MARION BARUCH EXHIBITION | UN PASSO AVANTI TANTI DIETRO
Curated by Sergio Risaliti and Stefania Rispoli
Museo Novecento in collaboration with Manifattura Tabacchi and Polimoda
Until June 8th | Buildings B11 and B6
Opening Hours
Wednesday – Friday: 3.00 pm – 8.00 pm
Saturday & Sunday: 12.00 pm – 8.00 pm
The exhibition will be open every day except on Mondays and Tuesdays
“Un passo avanti tanti dietro“, the retrospective of Marion Baruch organized by Museo Novecento, also comes to life at Manifattura Tabacchi, offering an immersive experience into the artistic universe of one of the most fascinating and cosmopolitan voices in contemporary art.
Realized in collaboration with Polimoda and curated by Sergio Risaliti and Stefania Rispoli, the exhibition features environmental textile installations at Manifattura Tabacchi, which have brought Baruch international recognition.
These works are created from industrial textile waste, playing with the rhythm between presence and absence, color and transparency, and exploring emptiness as a space of freedom—an open gateway to the infinite possibilities of artistic expression.
From March 15 to June 8, the exhibition, spread across Museo Novecento and Manifattura Tabacchi, traces over sixty years of artistic research, offering a journey through Baruch’s evolution, where materials and meanings intertwine with extraordinary sensitivity.
Marion Baruch
Marion Baruch was born in Timisoara in 1929 to parents of Hungarian origin.
As a young woman, she enrolled at the Academy of Fine Arts in Bucharest, where she studied art for a year before moving to Israel and attending the Bezalel Academy of Arts and Design in Jerusalem, following the courses of the Bauhaus painter and artist Mordecai Ardon. At the age of 24, she held her first exhibition at the Micra Studio in Tel Aviv, thanks to which she won a scholarship that allowed her to travel to Italy. From 1955, she studied at the Academy of Fine Arts in Rome.
Baruch works at the intersection of art and design, initially with A.G. Fronzoni (1969–70) and later with Dino Gavina, with whom she developed two radical design objects (Ron Ron and Lorenz) belonging to the Ultramobile series. In the 1990s, she began signing her works with NAME DIFFUSION, a trademark registered with the Chamber of Commerce, through which she created various projects and actions as an artistic collective.
Since 1990, Baruch began traveling frequently to Paris, where she lived and worked permanently from 1998 to 2010. Together with various groups, she carried out collective projects that critically addressed issues such as feminism, new technologies, migration, and social issues. Among these: L’autre Nom (1994), Code your soul (1996), and Tapis volant (from 2005 to today).

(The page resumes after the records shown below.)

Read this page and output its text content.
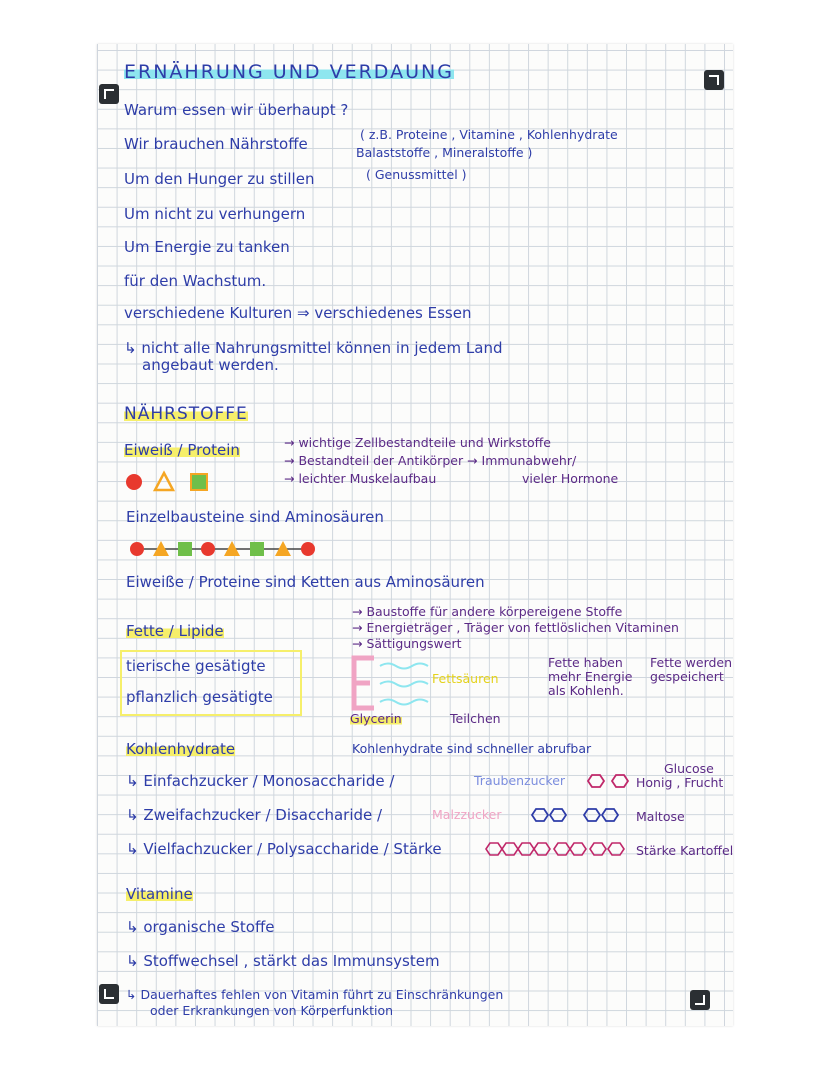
ERNÄHRUNG UND VERDAUNG
Warum essen wir überhaupt ?
Wir brauchen Nährstoffe
( z.B. Proteine , Vitamine , Kohlenhydrate
Balaststoffe , Mineralstoffe )
Um den Hunger zu stillen	( Genussmittel )
Um nicht zu verhungern
Um Energie zu tanken
für den Wachstum.
verschiedene Kulturen ⇒ verschiedenes Essen
↳ nicht alle Nahrungsmittel können in jedem Land
angebaut werden.
NÄHRSTOFFE
Eiweiß / Protein	→ wichtige Zellbestandteile und Wirkstoffe
→ Bestandteil der Antikörper → Immunabwehr/
→ leichter Muskelaufbau	vieler Hormone
Einzelbausteine sind Aminosäuren
Eiweiße / Proteine sind Ketten aus Aminosäuren
→ Baustoffe für andere körpereigene Stoffe
→ Energieträger , Träger von fettlöslichen Vitaminen
→ Sättigungswert
Fette / Lipide
tierische gesätigte
pflanzlich gesätigte
Fettsäuren
Fette haben mehr Energie als Kohlenh.
Fette werden gespeichert
Glycerin	Teilchen
Kohlenhydrate	Kohlenhydrate sind schneller abrufbar
↳ Einfachzucker / Monosaccharide /	Traubenzucker
Glucose
Honig , Frucht
↳ Zweifachzucker / Disaccharide /	Malzzucker	Maltose
↳ Vielfachzucker / Polysaccharide / Stärke	Stärke Kartoffel
Vitamine
↳ organische Stoffe
↳ Stoffwechsel , stärkt das Immunsystem
↳ Dauerhaftes fehlen von Vitamin führt zu Einschränkungen
oder Erkrankungen von Körperfunktion
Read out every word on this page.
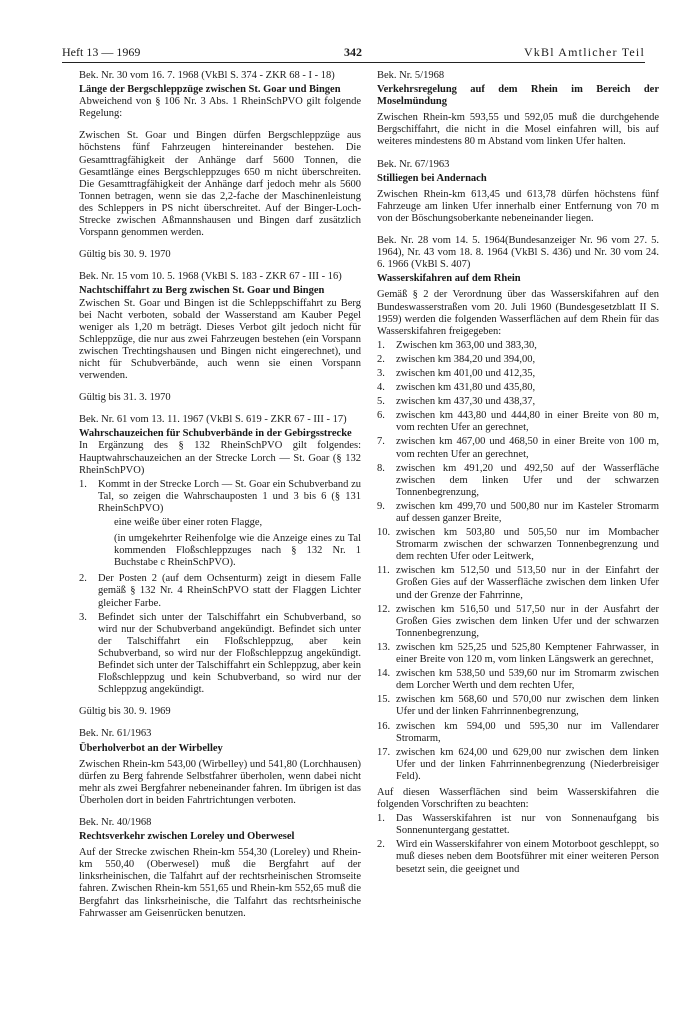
Heft 13 — 1969	342	VkBl Amtlicher Teil

Bek. Nr. 30 vom 16. 7. 1968 (VkBl S. 374 - ZKR 68 - I - 18)

Länge der Bergschleppzüge zwischen St. Goar und Bingen

Abweichend von § 106 Nr. 3 Abs. 1 RheinSchPVO gilt folgende Regelung:

Zwischen St. Goar und Bingen dürfen Bergschleppzüge aus höchstens fünf Fahrzeugen hintereinander bestehen. Die Gesamttragfähigkeit der Anhänge darf 5600 Tonnen, die Gesamtlänge eines Bergschleppzuges 650 m nicht überschreiten. Die Gesamttragfähigkeit der Anhänge darf jedoch mehr als 5600 Tonnen betragen, wenn sie das 2,2-fache der Maschinenleistung des Schleppers in PS nicht überschreitet. Auf der Binger-Loch-Strecke zwischen Aßmannshausen und Bingen darf zusätzlich Vorspann genommen werden.

Gültig bis 30. 9. 1970

Bek. Nr. 15 vom 10. 5. 1968 (VkBl S. 183 - ZKR 67 - III - 16)

Nachtschiffahrt zu Berg zwischen St. Goar und Bingen

Zwischen St. Goar und Bingen ist die Schleppschiffahrt zu Berg bei Nacht verboten, sobald der Wasserstand am Kauber Pegel weniger als 1,20 m beträgt. Dieses Verbot gilt jedoch nicht für Schleppzüge, die nur aus zwei Fahrzeugen bestehen (ein Vorspann zwischen Trechtingshausen und Bingen nicht eingerechnet), und nicht für Schubverbände, auch wenn sie einen Vorspann verwenden.

Gültig bis 31. 3. 1970

Bek. Nr. 61 vom 13. 11. 1967 (VkBl S. 619 - ZKR 67 - III - 17)

Wahrschauzeichen für Schubverbände in der Gebirgsstrecke

In Ergänzung des § 132 RheinSchPVO gilt folgendes: Hauptwahrschauzeichen an der Strecke Lorch — St. Goar (§ 132 RheinSchPVO)

1. Kommt in der Strecke Lorch — St. Goar ein Schubverband zu Tal, so zeigen die Wahrschauposten 1 und 3 bis 6 (§ 131 RheinSchPVO)

eine weiße über einer roten Flagge,

(in umgekehrter Reihenfolge wie die Anzeige eines zu Tal kommenden Floßschleppzuges nach § 132 Nr. 1 Buchstabe c RheinSchPVO).

2. Der Posten 2 (auf dem Ochsenturm) zeigt in diesem Falle gemäß § 132 Nr. 4 RheinSchPVO statt der Flaggen Lichter gleicher Farbe.
3. Befindet sich unter der Talschiffahrt ein Schubverband, so wird nur der Schubverband angekündigt. Befindet sich unter der Talschiffahrt ein Floßschleppzug, aber kein Schubverband, so wird nur der Floßschleppzug angekündigt. Befindet sich unter der Talschiffahrt ein Schleppzug, aber kein Floßschleppzug und kein Schubverband, so wird nur der Schleppzug angekündigt.

Gültig bis 30. 9. 1969

Bek. Nr. 61/1963

Überholverbot an der Wirbelley

Zwischen Rhein-km 543,00 (Wirbelley) und 541,80 (Lorchhausen) dürfen zu Berg fahrende Selbstfahrer überholen, wenn dabei nicht mehr als zwei Bergfahrer nebeneinander fahren. Im übrigen ist das Überholen dort in beiden Fahrtrichtungen verboten.

Bek. Nr. 40/1968

Rechtsverkehr zwischen Loreley und Oberwesel

Auf der Strecke zwischen Rhein-km 554,30 (Loreley) und Rhein-km 550,40 (Oberwesel) muß die Bergfahrt auf der linksrheinischen, die Talfahrt auf der rechtsrheinischen Stromseite fahren. Zwischen Rhein-km 551,65 und Rhein-km 552,65 muß die Bergfahrt das linksrheinische, die Talfahrt das rechtsrheinische Fahrwasser am Geisenrücken benutzen.

Bek. Nr. 5/1968

Verkehrsregelung auf dem Rhein im Bereich der Moselmündung

Zwischen Rhein-km 593,55 und 592,05 muß die durchgehende Bergschiffahrt, die nicht in die Mosel einfahren will, bis auf weiteres mindestens 80 m Abstand vom linken Ufer halten.

Bek. Nr. 67/1963

Stilliegen bei Andernach

Zwischen Rhein-km 613,45 und 613,78 dürfen höchstens fünf Fahrzeuge am linken Ufer innerhalb einer Entfernung von 70 m von der Böschungsoberkante nebeneinander liegen.

Bek. Nr. 28 vom 14. 5. 1964(Bundesanzeiger Nr. 96 vom 27. 5. 1964), Nr. 43 vom 18. 8. 1964 (VkBl S. 436) und Nr. 30 vom 24. 6. 1966 (VkBl S. 407)

Wasserskifahren auf dem Rhein

Gemäß § 2 der Verordnung über das Wasserskifahren auf den Bundeswasserstraßen vom 20. Juli 1960 (Bundesgesetzblatt II S. 1959) werden die folgenden Wasserflächen auf dem Rhein für das Wasserskifahren freigegeben:

1. Zwischen km 363,00 und 383,30,
2. zwischen km 384,20 und 394,00,
3. zwischen km 401,00 und 412,35,
4. zwischen km 431,80 und 435,80,
5. zwischen km 437,30 und 438,37,
6. zwischen km 443,80 und 444,80 in einer Breite von 80 m, vom rechten Ufer an gerechnet,
7. zwischen km 467,00 und 468,50 in einer Breite von 100 m, vom rechten Ufer an gerechnet,
8. zwischen km 491,20 und 492,50 auf der Wasserfläche zwischen dem linken Ufer und der schwarzen Tonnenbegrenzung,
9. zwischen km 499,70 und 500,80 nur im Kasteler Stromarm auf dessen ganzer Breite,
10. zwischen km 503,80 und 505,50 nur im Mombacher Stromarm zwischen der schwarzen Tonnenbegrenzung und dem rechten Ufer oder Leitwerk,
11. zwischen km 512,50 und 513,50 nur in der Einfahrt der Großen Gies auf der Wasserfläche zwischen dem linken Ufer und der Grenze der Fahrrinne,
12. zwischen km 516,50 und 517,50 nur in der Ausfahrt der Großen Gies zwischen dem linken Ufer und der schwarzen Tonnenbegrenzung,
13. zwischen km 525,25 und 525,80 Kemptener Fahrwasser, in einer Breite von 120 m, vom linken Längswerk an gerechnet,
14. zwischen km 538,50 und 539,60 nur im Stromarm zwischen dem Lorcher Werth und dem rechten Ufer,
15. zwischen km 568,60 und 570,00 nur zwischen dem linken Ufer und der linken Fahrrinnenbegrenzung,
16. zwischen km 594,00 und 595,30 nur im Vallendarer Stromarm,
17. zwischen km 624,00 und 629,00 nur zwischen dem linken Ufer und der linken Fahrrinnenbegrenzung (Niederbreisiger Feld).

Auf diesen Wasserflächen sind beim Wasserskifahren die folgenden Vorschriften zu beachten:

1. Das Wasserskifahren ist nur von Sonnenaufgang bis Sonnenuntergang gestattet.
2. Wird ein Wasserskifahrer von einem Motorboot geschleppt, so muß dieses neben dem Bootsführer mit einer weiteren Person besetzt sein, die geeignet und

Since 2011, she has been living and working in Gallarate. Her recent works pursue a dialectical research between art and society. Using scraps from the textile industry, these fabric sculptures establish a dialogue between two immaterial forces: space and memory. In this way, the artist addresses themes related to the body, the world of production, and resource consumption.
In addition to being exhibited in international institutions such as the Center for Contemporary Art (Tel Aviv-Yafo), the National Museum of Contemporary Art (Bucharest), the Centre Pompidou (Paris), and many others, her works are part of the collections of Kunstmuseum Luzern, Mamco (Geneva), Art Collection Roche (Basel), Musée d’Art Moderne de la Ville de Paris, Triennale (Milan), National Gallery of Modern Art (Rome), Museion (Bolzano), Groninger Museum (Netherlands), Turner Contemporary (Margate), Fri-Art Kunsthalle (Fribourg, Switzerland), Kunstmuseen Krefeld (Germany), and MA*GA (Gallarate).